The Blamers -- Employee Behaviors Managers Hate #5

"Success has many fathers, but failure is an orphan."

It's basic human nature to want to be associated with successes, and distance oneself from failures.  Everyone wants to think of themselves as winners.  Blamers -- the fifth behavior managers hate to see in their employees -- take this to an extreme.  They will find a reason to fob off the responsibility for anything that didn't go well to someone or something else -- often times the manager they are working for.

A typical Blamer exchange might sound something like this:

Manager:  Why haven't you gotten that project done?

Blamer:  You didn't tell me it was a priority.

Manager:  We discussed it at the staff meeting.  Everyone knew we needed this done ASAP.

Blamer:  Sally hasn't given me her input yet.

Manager:  Why didn't you go get it?

Blamer:  Because of the other project you told me to work on...

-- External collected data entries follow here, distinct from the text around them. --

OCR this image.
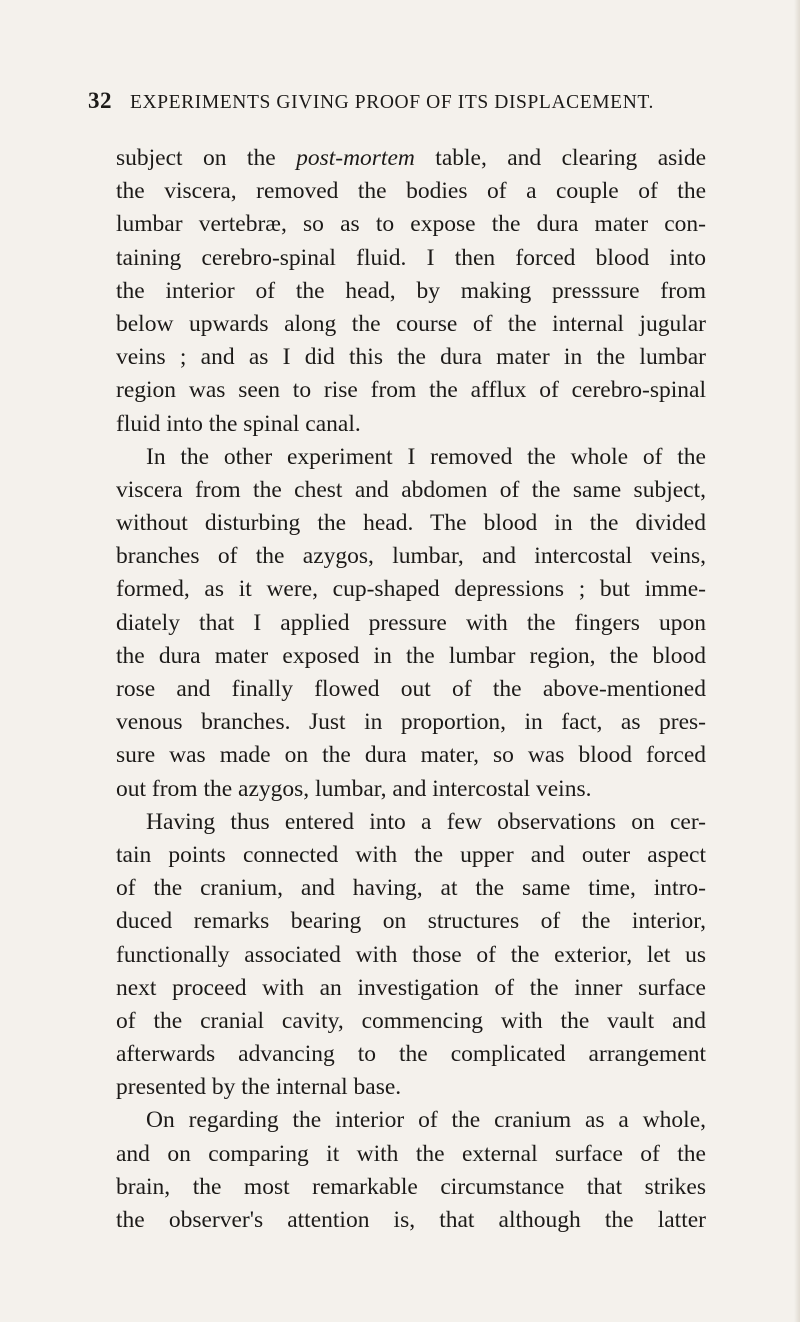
32 EXPERIMENTS GIVING PROOF OF ITS DISPLACEMENT.
subject on the post-mortem table, and clearing aside
the viscera, removed the bodies of a couple of the
lumbar vertebræ, so as to expose the dura mater con-
taining cerebro-spinal fluid. I then forced blood into
the interior of the head, by making presssure from
below upwards along the course of the internal jugular
veins ; and as I did this the dura mater in the lumbar
region was seen to rise from the afflux of cerebro-spinal
fluid into the spinal canal.
In the other experiment I removed the whole of the
viscera from the chest and abdomen of the same subject,
without disturbing the head. The blood in the divided
branches of the azygos, lumbar, and intercostal veins,
formed, as it were, cup-shaped depressions ; but imme-
diately that I applied pressure with the fingers upon
the dura mater exposed in the lumbar region, the blood
rose and finally flowed out of the above-mentioned
venous branches. Just in proportion, in fact, as pres-
sure was made on the dura mater, so was blood forced
out from the azygos, lumbar, and intercostal veins.
Having thus entered into a few observations on cer-
tain points connected with the upper and outer aspect
of the cranium, and having, at the same time, intro-
duced remarks bearing on structures of the interior,
functionally associated with those of the exterior, let us
next proceed with an investigation of the inner surface
of the cranial cavity, commencing with the vault and
afterwards advancing to the complicated arrangement
presented by the internal base.
On regarding the interior of the cranium as a whole,
and on comparing it with the external surface of the
brain, the most remarkable circumstance that strikes
the observer's attention is, that although the latter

And so on, and so on.  No matter what the manager says, the employee will not take ownership for any shortcomings in their own performance.  They always find an externality that prevented them from doing what they were supposed to do.  As a manager, I always preferred to hear the employee say, "Jeez, I guess I forgot about it.", or even "I had to leave early yesterday to take my kid to the doctor."  Those kinds of things can be worked around in the future, but flat out denials and blaming can not.

And some managers, particularly those who are less experienced or  those not good at identifying a Blamer, will internalize the employees critiques, taking more and more on their own shoulders until the situation becomes downright absurd.  If you're a manager, and you feel like you're responsible for everything, and your employees have very little on their shoulders, you might be getting played by one or more Blamers.

Now, I'm not saying taking responsibility is easy, but it is what adults do.

So if you find yourself frequently blaming others or external forces for things not happening, you should try to change your thinking.  Look at your own failings first.  Take ownership for those things that are in your control.  Be a grown up.  Otherwise, you look like a child to your managers, and you significantly reduce their opinion of your performance.